- by theguardian
- 07 Oct 2022
Facebook announced on Thursday it will begin testing end-to-end encryption as the default option for some users of its Messenger app on Android and iOS.
The development comes as the company is facing backlash for handing over messages to a Nebraska police department that aided the department in filing charges against a teen and her mother for allegedly conducting an illegal abortion.
Facebook messenger users currently have to opt in to make their messages end-to-end encrypted (E2E), a mechanism that theoretically allows only the sender and recipient of a message to access its content.
But had all Facebook messages been encrypted by default back in June when Nebraska police issued a search warrant for Facebook user data of the mother investigated in the case, Facebook would not have messages to hand over to police in the first place.
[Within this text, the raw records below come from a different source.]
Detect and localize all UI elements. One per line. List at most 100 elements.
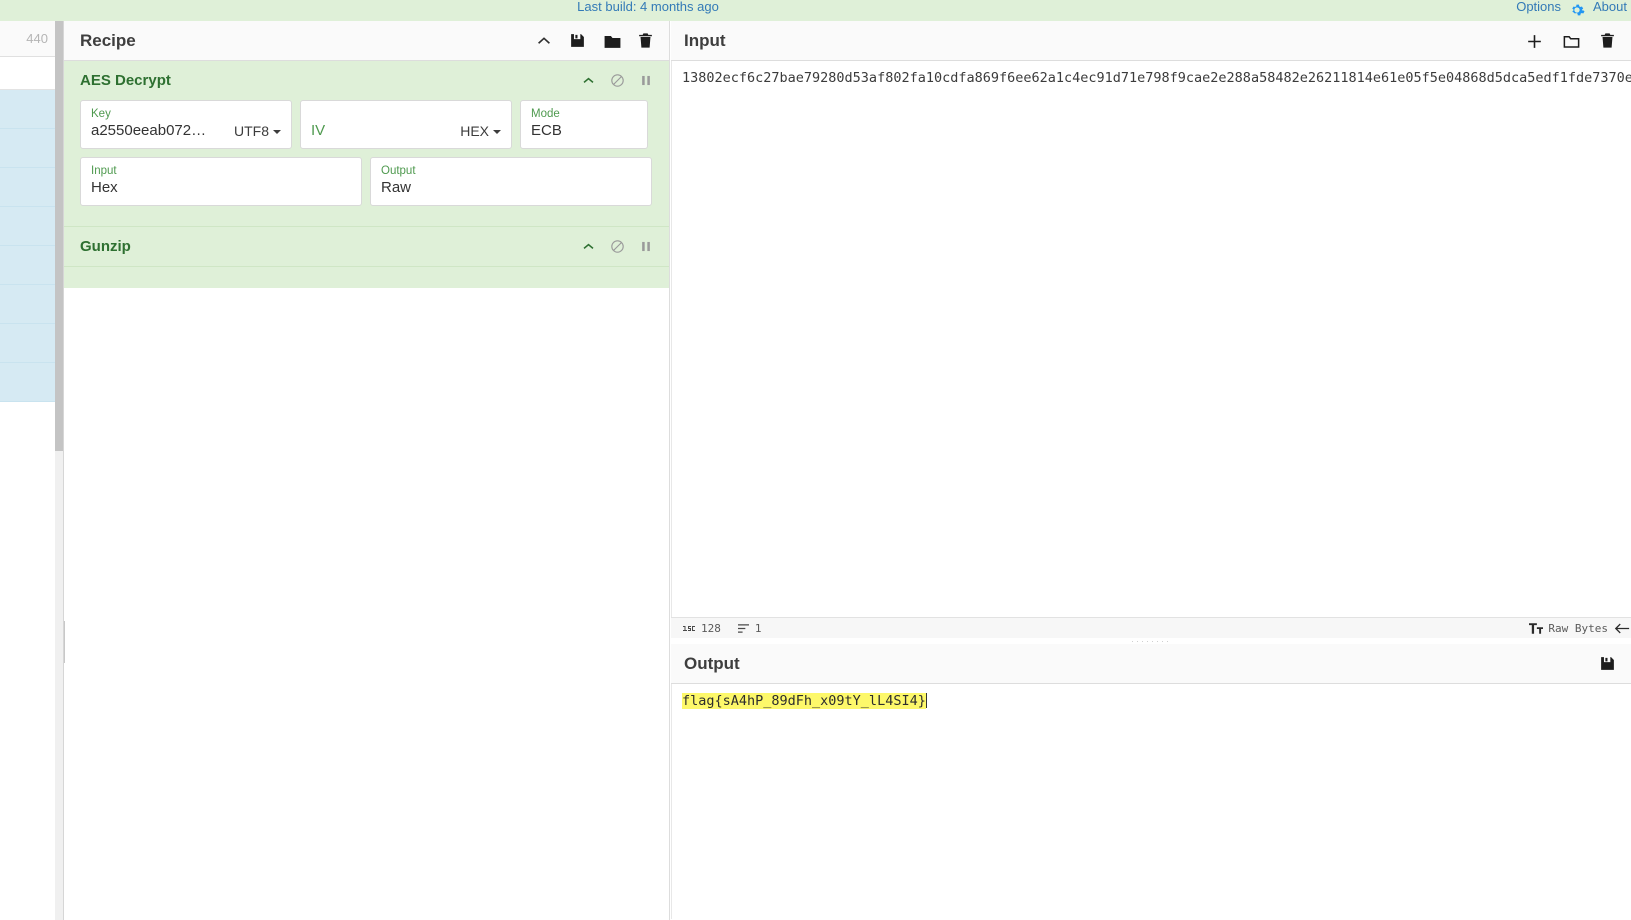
argument-value[interactable]: ECB: [531, 121, 637, 141]
chevron-down-icon: [273, 130, 281, 135]
argument-iv-field[interactable]: IV HEX: [300, 100, 512, 149]
arrow-left-icon[interactable]: [1614, 623, 1630, 634]
load-recipe-icon[interactable]: [603, 32, 621, 50]
output-editor[interactable]: flag{sA4hP_89dFh_x09tY_lL4SI4}: [671, 684, 1631, 919]
operations-count: 440: [0, 21, 62, 57]
recipe-controls: [535, 32, 655, 50]
op-disable-icon[interactable]: [610, 239, 626, 255]
input-text[interactable]: 13802ecf6c27bae79280d53af802fa10cdfa869f…: [672, 61, 1631, 88]
output-text: flag{sA4hP_89dFh_x09tY_lL4SI4}: [682, 693, 926, 709]
clear-input-icon[interactable]: [1599, 32, 1617, 50]
argument-row: Key a2550eeab072… UTF8 IV HEX Mode ECB: [80, 100, 655, 149]
input-status-bar: 128 1 Raw Bytes: [671, 617, 1631, 638]
op-breakpoint-icon[interactable]: [639, 239, 655, 255]
about-link[interactable]: About: [1593, 0, 1627, 17]
operation-list-item[interactable]: [0, 129, 62, 168]
save-recipe-icon[interactable]: [569, 32, 587, 50]
output-title-bar: Output: [671, 644, 1631, 684]
output-title: Output: [684, 653, 740, 673]
recipe-operation-header[interactable]: Gunzip: [64, 227, 669, 266]
op-disable-icon[interactable]: [610, 73, 626, 89]
operations-sidebar: 440: [0, 21, 63, 920]
recipe-operation-name: Gunzip: [80, 238, 131, 255]
add-input-tab-icon[interactable]: [1525, 32, 1543, 50]
argument-value[interactable]: IV: [311, 121, 450, 141]
operation-list-item[interactable]: [0, 90, 62, 129]
cyberchef-app: Last build: 4 months ago Options About 4…: [0, 0, 1631, 920]
input-panel: Input 13802ecf6c27bae79280d53af802fa10cd…: [671, 21, 1631, 638]
recipe-operation[interactable]: Gunzip: [64, 227, 669, 267]
argument-field-body: Output Raw: [381, 164, 641, 198]
operation-list-item[interactable]: [0, 285, 62, 324]
argument-key-field[interactable]: Key a2550eeab072… UTF8: [80, 100, 292, 149]
argument-mode-field[interactable]: Mode ECB: [520, 100, 648, 149]
recipe-title-bar: Recipe: [64, 21, 669, 61]
input-encoding-group[interactable]: Raw Bytes: [1529, 622, 1631, 635]
argument-field-body: Key a2550eeab072…: [91, 107, 224, 141]
argument-label: Input: [91, 165, 117, 177]
gear-icon[interactable]: [1569, 2, 1585, 18]
operations-scrollbar-thumb[interactable]: [55, 21, 63, 451]
operations-blank-row: [0, 57, 62, 90]
collapse-chevron-icon[interactable]: [535, 32, 553, 50]
recipe-operation-name: AES Decrypt: [80, 72, 171, 89]
recipe-panel: Recipe AES Decrypt Key a2550eeab072… UTF…: [61, 21, 670, 920]
recipe-operation[interactable]: AES Decrypt Key a2550eeab072… UTF8 IV HEX Mode…: [64, 61, 669, 227]
operation-list-item[interactable]: [0, 168, 62, 207]
recipe-title: Recipe: [80, 30, 136, 50]
argument-input-field[interactable]: Input Hex: [80, 157, 362, 206]
recipe-operation-controls: [581, 73, 655, 89]
op-collapse-icon[interactable]: [581, 239, 597, 255]
text-caret: [925, 693, 927, 708]
input-length-value: 128: [701, 621, 721, 635]
argument-label: Mode: [531, 108, 560, 120]
recipe-operations-list[interactable]: AES Decrypt Key a2550eeab072… UTF8 IV HEX Mode…: [64, 61, 669, 288]
operation-list-item[interactable]: [0, 324, 62, 363]
recipe-panel-splitter[interactable]: [61, 621, 67, 663]
lines-icon: [737, 623, 750, 634]
op-breakpoint-icon[interactable]: [639, 73, 655, 89]
op-collapse-icon[interactable]: [581, 73, 597, 89]
argument-field-body: Mode ECB: [531, 107, 637, 141]
save-output-icon[interactable]: [1599, 655, 1617, 673]
options-link[interactable]: Options: [1516, 0, 1561, 17]
banner-right-links: Options About: [1516, 0, 1627, 17]
recipe-operation-arguments: Key a2550eeab072… UTF8 IV HEX Mode ECB Input Hex…: [64, 100, 669, 226]
argument-value[interactable]: Hex: [91, 178, 351, 198]
chevron-down-icon: [493, 130, 501, 135]
argument-output-field[interactable]: Output Raw: [370, 157, 652, 206]
input-editor[interactable]: 13802ecf6c27bae79280d53af802fa10cdfa869f…: [671, 61, 1631, 617]
argument-encoding-dropdown[interactable]: HEX: [450, 121, 501, 141]
input-encoding-value[interactable]: Raw Bytes: [1548, 622, 1608, 635]
input-title: Input: [684, 30, 726, 50]
input-controls: [1525, 32, 1621, 50]
top-banner: Last build: 4 months ago Options About: [0, 0, 1631, 21]
abc-length-icon: [683, 623, 696, 634]
argument-encoding-value: UTF8: [234, 123, 269, 139]
argument-field-body: Input Hex: [91, 164, 351, 198]
recipe-operation-header[interactable]: AES Decrypt: [64, 61, 669, 100]
output-panel: Output flag{sA4hP_89dFh_x09tY_lL4SI4}: [671, 644, 1631, 920]
argument-label: Key: [91, 108, 111, 120]
input-lines-group: 1: [737, 622, 762, 635]
argument-encoding-dropdown[interactable]: UTF8: [224, 121, 281, 141]
output-text-line[interactable]: flag{sA4hP_89dFh_x09tY_lL4SI4}: [672, 684, 1631, 711]
argument-row: Input Hex Output Raw: [80, 157, 655, 206]
argument-field-body: IV: [311, 121, 450, 141]
operation-list-item[interactable]: [0, 246, 62, 285]
build-info-text: Last build: 4 months ago: [577, 0, 719, 14]
argument-value[interactable]: a2550eeab072…: [91, 121, 224, 141]
argument-value[interactable]: Raw: [381, 178, 641, 198]
recipe-operation-controls: [581, 239, 655, 255]
clear-recipe-icon[interactable]: [637, 32, 655, 50]
input-title-bar: Input: [671, 21, 1631, 61]
output-controls: [1599, 655, 1621, 673]
input-length-group: 128: [683, 622, 721, 635]
operation-list-item[interactable]: [0, 207, 62, 246]
open-folder-icon[interactable]: [1562, 32, 1580, 50]
recipe-empty-area[interactable]: [64, 288, 669, 920]
input-lines-value: 1: [754, 621, 762, 635]
operation-list-item[interactable]: [0, 363, 62, 402]
argument-label: Output: [381, 165, 416, 177]
operations-list[interactable]: [0, 90, 62, 402]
Facebook spokesperson Alex Dziedzan said on Thursday that E2E encryption is a complex feature to implement and that the test is limited to a couple of hundred users for now so that the company can ensure the system is working properly.
The extent of the user data Facebook ended up handing over is not clear, but private messages between the women discussing how to obtain abortion pills were given to police by Facebook, according to the Lincoln Journal Star.
Experts previously told the Guardian that the main way for tech companies to avoid aiding in abortion-related prosecutions is to not store or collect the data at all.